Hence, the simulation results are compared to the mentioned MPC methods with the same \(Q\) and \(R\) weights. The weight matrices are selected as \(Q={I}_{3}\) and \(R=1\). Then, it is assumed that the control input affects the performance index the same as the plant states. The weights \(Q\) and \(R\) are some invertible matrices. Hence, no factorization is necessary.

The results of Theorem 2 is applied to the MPDC design while the constraint on the control input sets as \(\left|u\left(k\right)\right|\le 0.5\). In the numerical simulation, the reference signal is assumed to be zero and the sample time is selected as 1 s. The control and prediction horizons tend to infinity. The optimization problem is numerically solved via the LMILab. Then, the MPCs parameters are updated at each sample time. The following quadratic cost function is considered as the performance index:

$${J}_{0}=\sum_{k=0}^{+\infty }{{x}_{p}\left(k\right)}^{T}Q{x}_{p}\left(k\right)+{u\left(k\right)}^{T}Ru\left(k\right)$$
(73)

The performance criterion can be evaluated by applying Theorem 2. The comparative results are shown in Table 1. Thus, the controllers are designed while the cost function \({J}_{0}\) is minimized as well.

Table 1 The comparison of the performance indexes

The generated control signal \(u(k)\) is plotted in Fig. 1. The states of the example are also illustrated in Figs. 2, 3 and 4. The cost value upper bound \(\gamma \) at each sample time is depicted in Fig. 5. It is seen that the state deviations of the uncertain plant (71) are considerably small via the suggested predictive control compared to the other control techniques. The simulation results are demonstrated in Figs. 15 and Table 1 by using the proposed and existing MPCs.

Fig. 1
figure 1

The applied control signal \(u(k)\)

Fig. 2
figure 2

The first state of the plant \({x}_{1}(k)\)

Fig. 3
figure 3

The second state of the plant \({x}_{2}(k)\)

Fig. 4
figure 4

The third state of the plant \({x}_{3}(k)\)

Fig. 5
figure 5

The upper bound of the cost function \(\gamma \)

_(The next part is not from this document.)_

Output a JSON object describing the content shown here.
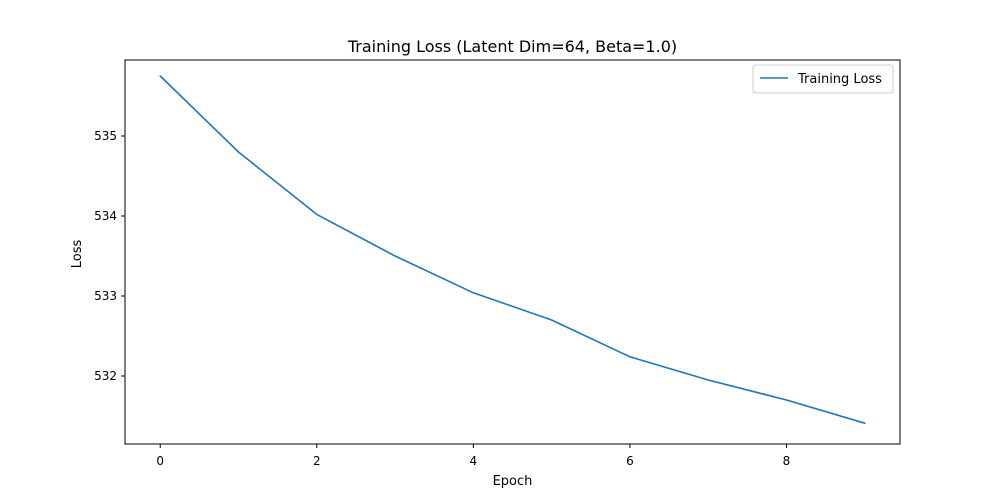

As a consequence, the outcomes verify the performance improvement of the closed-loop system compared to the other predictive control methods. Therefore, the control goals are accomplished by the presented MPDC in the discrete-time systems by considering the system uncertainty and the given control constraint.

6 Conclusion

The MPDC design is investigated in the discrete-time uncertain systems. A quadratic objective function is selected as the control design requirement. Then, a matrix transformation is used to express the results in terms of some LMI’s. It is shown that the MPDC synthesis can be translated into another LMI minimization problem by using the matrix transformation. The dynamic controller parameters are updated at each sample time via the solution of the optimization problem. The procedure is applied to a discrete-time example to demonstrate the effectiveness of the proposed approach versus the existing results. The efficiency of the suggested MPDC is numerically shown in terms of the control and transient performances.